Fast alle großen Kraftwerksbetreiber lassen durchblicken, dass sie sich mit solchen Konzepten bereits beschäftigt haben. Solange die Kohlekommission tagt, tun sich die Konzerne aber naturgemäß schwer damit, sich zu möglichen Nachnutzungen zu äußern. Stattdessen hat der Düsseldorfer Kraftwerksbetreiber Uniper jüngst eine Art Stilllegeprämie für fossile Stromfabriken gefordert, die für vier Jahre in einer sogenannten Sicherheitsbereitschaft bleiben sollen.

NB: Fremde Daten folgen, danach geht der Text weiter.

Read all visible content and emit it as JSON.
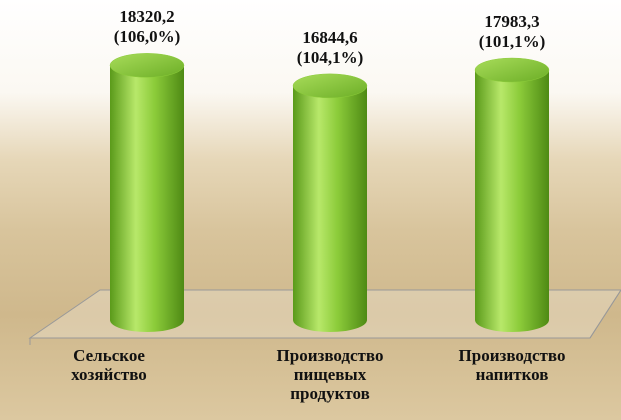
{
  "chart_data": {
    "type": "cylinder-bar",
    "categories": [
      "Сельское хозяйство",
      "Производство пищевых продуктов",
      "Производство напитков"
    ],
    "values": [
      18320.2,
      16844.6,
      17983.3
    ],
    "value_labels": [
      "18320,2",
      "16844,6",
      "17983,3"
    ],
    "growth_labels": [
      "(106,0%)",
      "(104,1%)",
      "(101,1%)"
    ],
    "color": "#8ccc3a"
  }
}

Im Video: Ende Gelände? Protest gegen Braunkohle
Von ausführlichen Modellrechnungen für den Umbau von Steinkohlemeilern berichtet die Essener Steag, die in Spanien auch eine Solarthermie-Anlage mit Salzspeicher betreibt. "Steag hat sich bereits vor drei Jahren mit diesem Thema beschäftigt und für zwei Standorte Szenarien entwickelt", verrät der Leiter der Forschungs- und Entwicklungsabteilung Wolfgang Benesch. Rein technisch ließen sich thermische Speicherkraftwerke dem Unternehmen zufolge realisieren. Die untersuchten Flüssigsalz- oder Feststoffspeicher könnten etwa so viel Energie aufnehmen, wie ein Kohlekraftwerk innerhalb eines halben Tages produziert.
Förderung von Pilotanlagen?
Wirtschaftlich seien Speicherkraftwerke derzeit allerdings nicht, beklagt Benesch. "Sobald sich die wirtschaftlichen oder politischen Rahmenbedingungen verändern würden, könnte Steag aber auf den gewonnenen Erkenntnissen aufbauen."
DLR-Forscher Thess berichtet aus Gesprächen mit interessierten Betreibern, dass sie für ein fünfjähriges Pilotvorhaben gerne von Abgaben auf den Strompreis befreit werden wollen. Zusätzlich schwebe den Unternehmen noch eine Projektförderung durch die Politik in dreistelliger Millionenhöhe vor.
Wirtschaftlich interessant seien die neuartigen Wärmebunker vor allem im Vergleich mit anderen Technologien, rechnet Ulf Herrmann vor, der das Solar-Institut Jülich leitet. Die Investitionskosten schätzt der Maschinenbauer auf etwa 120 Euro pro Kilowattstunde Speichervermögen. Das ist weit weniger als bei Batterien und vergleichbar mit Pumpspeichern.
Ob sich alle Kraftwerksinnereien in die postfossile Ära verpflanzen lassen, ist aber noch nicht ausgemacht. Der Dampferzeuger müsse gänzlich anders konzipiert sein, betont ein Sprecher von Uniper. Wenn aber Dampferzeuger und Wärmespeicher neue Komponenten sind, sei es sinnvoller, auch eine neue Turbine zu verwenden, um die Komponenten perfekt aufeinander abzustimmen.
Mit Prozessen wie dem Kohlehandling und der Rauchgasreinigung würden in jedem Fall beschäftigungsintensive Schritte überflüssig. Steag-Manager Benesch: "Wir rechnen damit, dass in einem Speicherkraftwerk etwa die Hälfte der Arbeitsplätze erhalten bleibt."